A gigante automóvel de luxo britânica Rolls-Royce comprometeu-se, esta quarta-feira, a deixar de produzir veículos movidos a combustão até 2030. O anúncio foi proferido pelo CEO da marca, Torsten Mueller Oetvoes.

“Pretendemos abandonar os veículos movidos a combustão até 2030”, afirmou Mueller Oetvoes.

O executivo salientou que “esta é a decisão mais importante da nossa história”.

O primeiro carro do portfólio inteiramente elétrico, o sedan Spectre, deve chegar ao mercado em 2023. Este é o segundo modelo EV da marca, a seguir ao 102EX, lançado em 2011.

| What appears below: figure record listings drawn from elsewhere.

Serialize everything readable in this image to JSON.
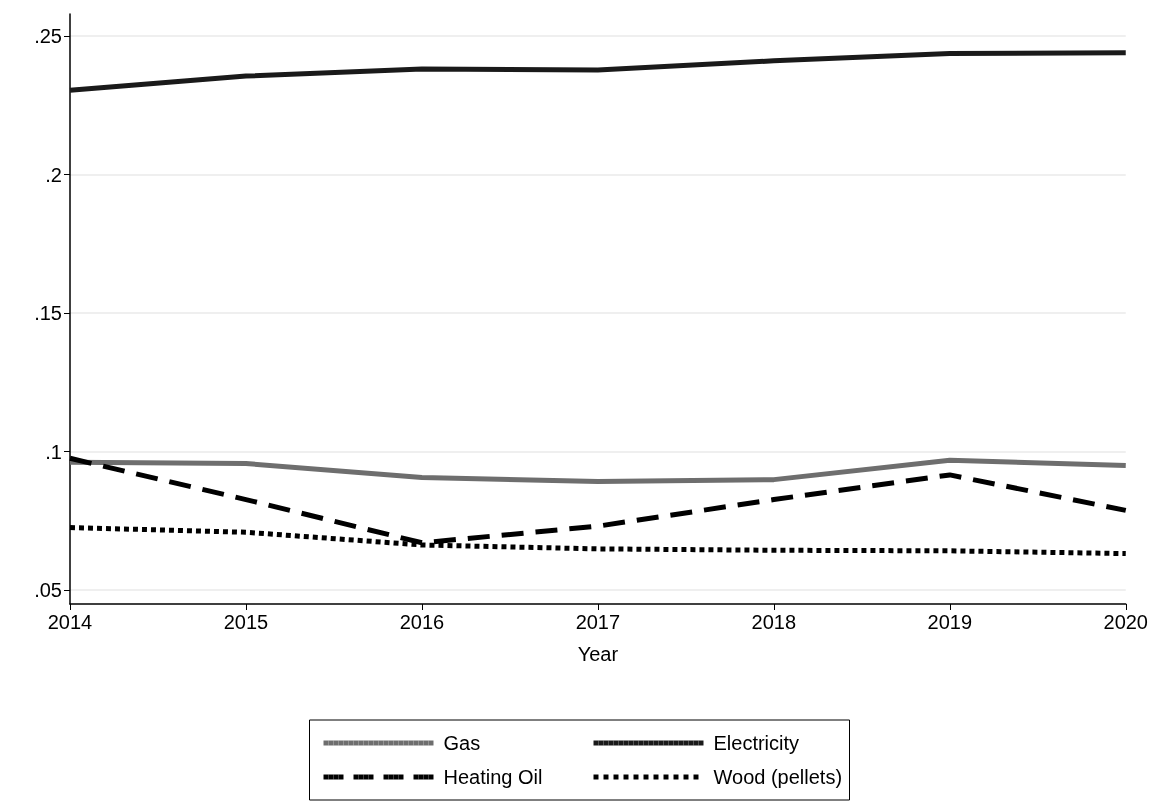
{
  "chart_data": {
    "type": "line",
    "xlabel": "Year",
    "x": [
      2014,
      2015,
      2016,
      2017,
      2018,
      2019,
      2020
    ],
    "xlim": [
      2014,
      2020
    ],
    "xticks": [
      2014,
      2015,
      2016,
      2017,
      2018,
      2019,
      2020
    ],
    "ylim": [
      0.045,
      0.258
    ],
    "yticks": [
      {
        "value": 0.05,
        "label": ".05"
      },
      {
        "value": 0.1,
        "label": ".1"
      },
      {
        "value": 0.15,
        "label": ".15"
      },
      {
        "value": 0.2,
        "label": ".2"
      },
      {
        "value": 0.25,
        "label": ".25"
      }
    ],
    "grid": "y",
    "legend": "bottom",
    "marker": "none",
    "series": [
      {
        "name": "Gas",
        "color": "#6e6e6e",
        "line_style": "solid",
        "values": [
          0.0962,
          0.0957,
          0.0907,
          0.0892,
          0.0899,
          0.0969,
          0.095
        ]
      },
      {
        "name": "Electricity",
        "color": "#1a1a1a",
        "line_style": "solid",
        "values": [
          0.2305,
          0.2356,
          0.2381,
          0.2378,
          0.2411,
          0.2437,
          0.244
        ]
      },
      {
        "name": "Heating Oil",
        "color": "#000000",
        "line_style": "dashed",
        "values": [
          0.0976,
          0.0827,
          0.0671,
          0.0731,
          0.0827,
          0.0916,
          0.0788
        ]
      },
      {
        "name": "Wood (pellets)",
        "color": "#000000",
        "line_style": "dotted",
        "values": [
          0.0726,
          0.0709,
          0.0663,
          0.0649,
          0.0644,
          0.0642,
          0.0632
        ]
      }
    ]
  }
}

O Spectre traz uma novidade que vai revolucionar o mercado: à semelhança de outros modelos de outras marcas low-cost e ao contrário de outros EV de luxo, este automóvel pode ser recarregado em casa numa tomada com uma potência compreendia entre os 160 e os 220 volts

A Rolls-Royce é conhecida como um agente de vanguarda do setor automóvel. Numa tentativa de desdramatizar a decisão, o CEO explica que “produzir carros elétricos insere-se perfeitamente na nossa lógica de negócio, já que estes automóveis serão tão silenciosos como os nossos motores de 12 cilindros”.

Em 1900, Charles Rolls, um dos fundadores da marca, chegou a fabricar  um carro elétrico chamado ‘Columbia’, mas o colega Henry Royce afirmou à época que só colocaria na linha de produção se conseguissem estabelecer uma rede de carregamento eficaz, algo que nem nos dias de hoje acontece.